Sabtu, 17 Oktober 2015

tenang

masih bertaut dipikiranku, sore itu, aku duduk dikursi kayu, menengadahkan badanku bersandar, kakiku menampak pada rerumputan basah, tidak beralas, secangkir kopi mengepul panas dimeja kayu disebelahku. aroma tanah berembun. aku melihat beberapa tupai berlompatan diantara pepohonan didepanku, atau sesekali burung melewati langit cerah tepat diatas mataku. suasana menenangkan senja itu, tidak ada ke khawatiran sedikitpun. yang ada hanya rasa aman dan nyaman. tidak aku dengar suara gaduh apapun disekitarku, hanya gesekan dedaunan yang diterpa angin berbisik perlahan. atau dari kejauhan terdengar gemericik air dari sepetak kolam ikan diujung lain taman itu. aku memeluk tubuhku sendiri, mengencangkan sweater wol yang merajut tubuhku, dan sesekali telapak tanganku mencari kehangatan dengan menggosok-gosokkan nya secara bersamaan. tidak ada yang ingin aku ungkapkan mengingat suasana ini. hanya saja aku merindukannya, merindukan sebuah ketenangan, tidak ada kecemasan, yang ada hanya aku dan semua yang aku sebutkan diatas. aku ingin kembali ke waktu itu, dimana aku masih bisa duduk tenang menata waktu demi waktuku. sebuah masa dimana tidak ada setitikpun masalah membelengu di alam bawah sadarku.
 
setelah menghabiskan setengah cangkir kopi dan membiarkannya dingin dengan sendirinya, kakiku membawaku kesebuah sudut taman ini. sebuh sudut tepat dibawah pohon besar masih beralaskan rerumputan. ayunan kayu bergelantungan terbawa angin disana. aku mengenyakkan tubuhku, duduk dan kemudian berpegangan pada kedua sisi talinya. tepat didepanku, kebun sayuran membentang luas. menghijau sejauh manapun mataku menelusurinya. aku mengayun ayunkan perlahan badanku. mendorong kedepan dan kebelakang. tak sadar bahwa aku sudah mulai memejamkan mataku, memikirkan semua hal yang aku cintai. kemudian mulai meneteskan air mata. air mata yang sudah sejak lama menggenang dipelupuk mataku, kini menyeruak keluar, mengalir dengan lembut ke wajahku. air mata yang mendambakan ketenangan. air mata yang merindukan kehangatan.

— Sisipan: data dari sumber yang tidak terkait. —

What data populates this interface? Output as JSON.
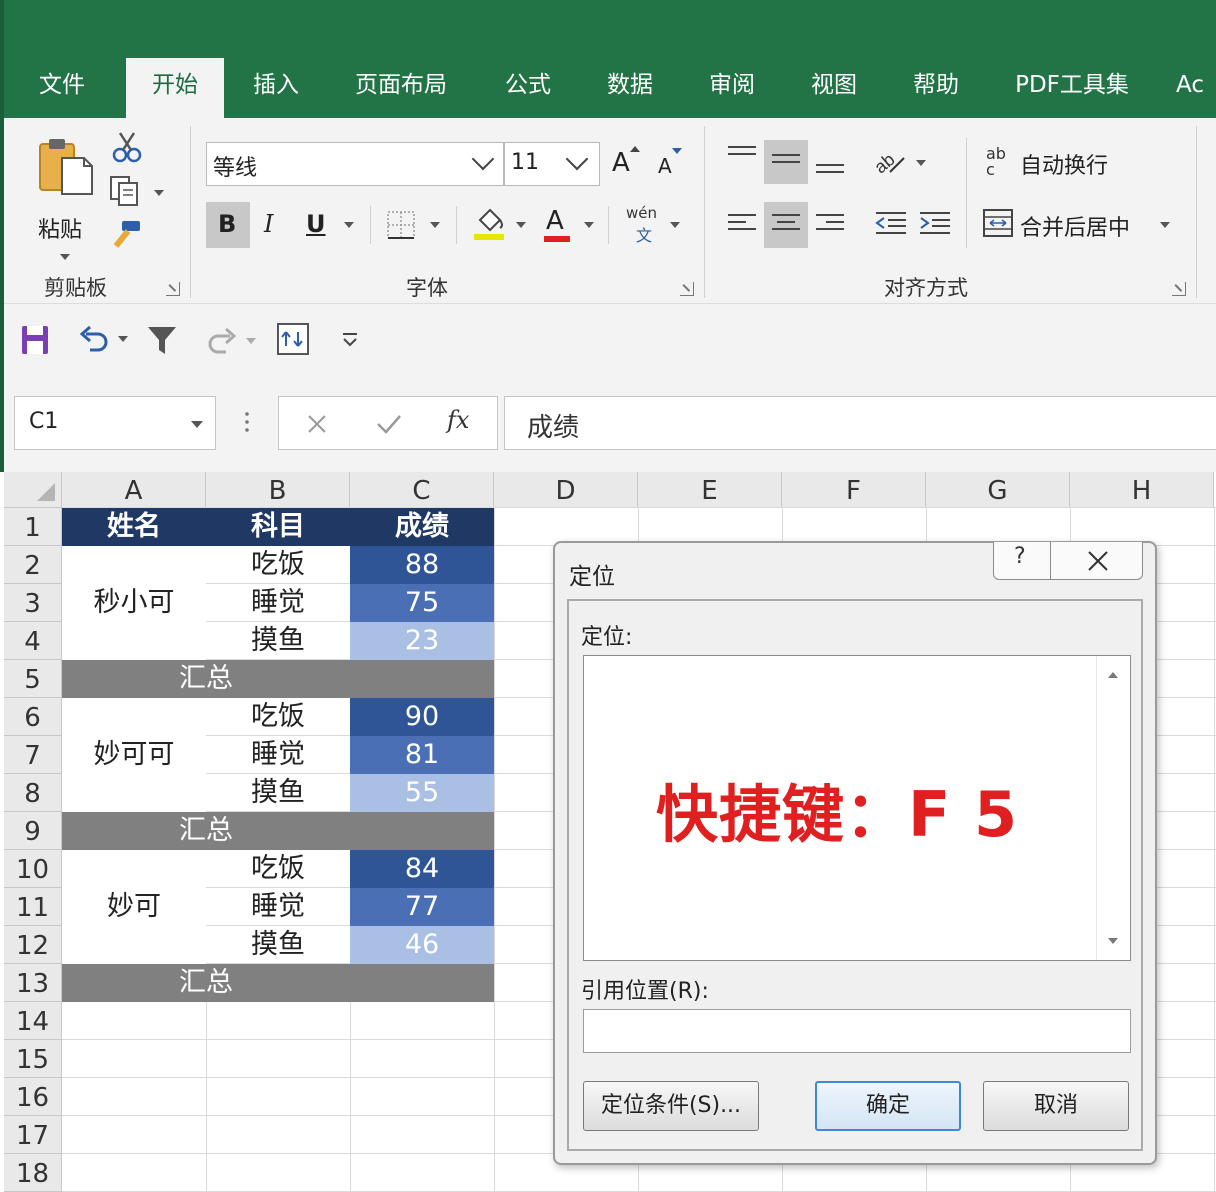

aku menyantap dua potong roti yang baru saja keluar otomatis dari alat pemanggang roti. suara "tring" nya memecah heningnya dapur kecil disudut rumah ini. dapur dengan alas kayu dan tembok kayu, terpoles licin dan kilat. tidak aku rasakan kesendirianku saat itu, yang ada hanya hasrat untuk mengunyah menikmati sepotong demi sepotong roti panggang tanpa rasa ini. aku mulai merindukan, kehangatan seperti roti panggang ini. aromanya membawaku kepada saat dimana hati ini begitu damai.
 
kegelisahan demi kegelisahan aku rasakan kian hari. kemudian aku mulai menundukkan kepala. bahwa semua suasana yang aku ceritakan dibuat oleh Tuhan. bahwa sebenarnya aku mencari sebuah kedamaian kepada Tuhan. bahwa aku sedang sibuk menemukan ketenangan pada ciptaanNya. lalu mengapa aku tidak kerumahNya saja? aku yakin disana, tanpa semua hal yang aku cintai, aku akan sangat merasa dicintai dan lebih dari itu aku akan tenang.
 
aku kemudian membasuh wajah, kaki dan tanganku, dan menyalakan dua batang dupa. bersimpuh dengan sederhana, mengucapkan kalimat kalimat sederhana. memohon untuk penghentian pencarianku akan kedamaian dan ketenangan di dunia. karena sebenarnya, disinilah seharusnya aku mencari itu semua.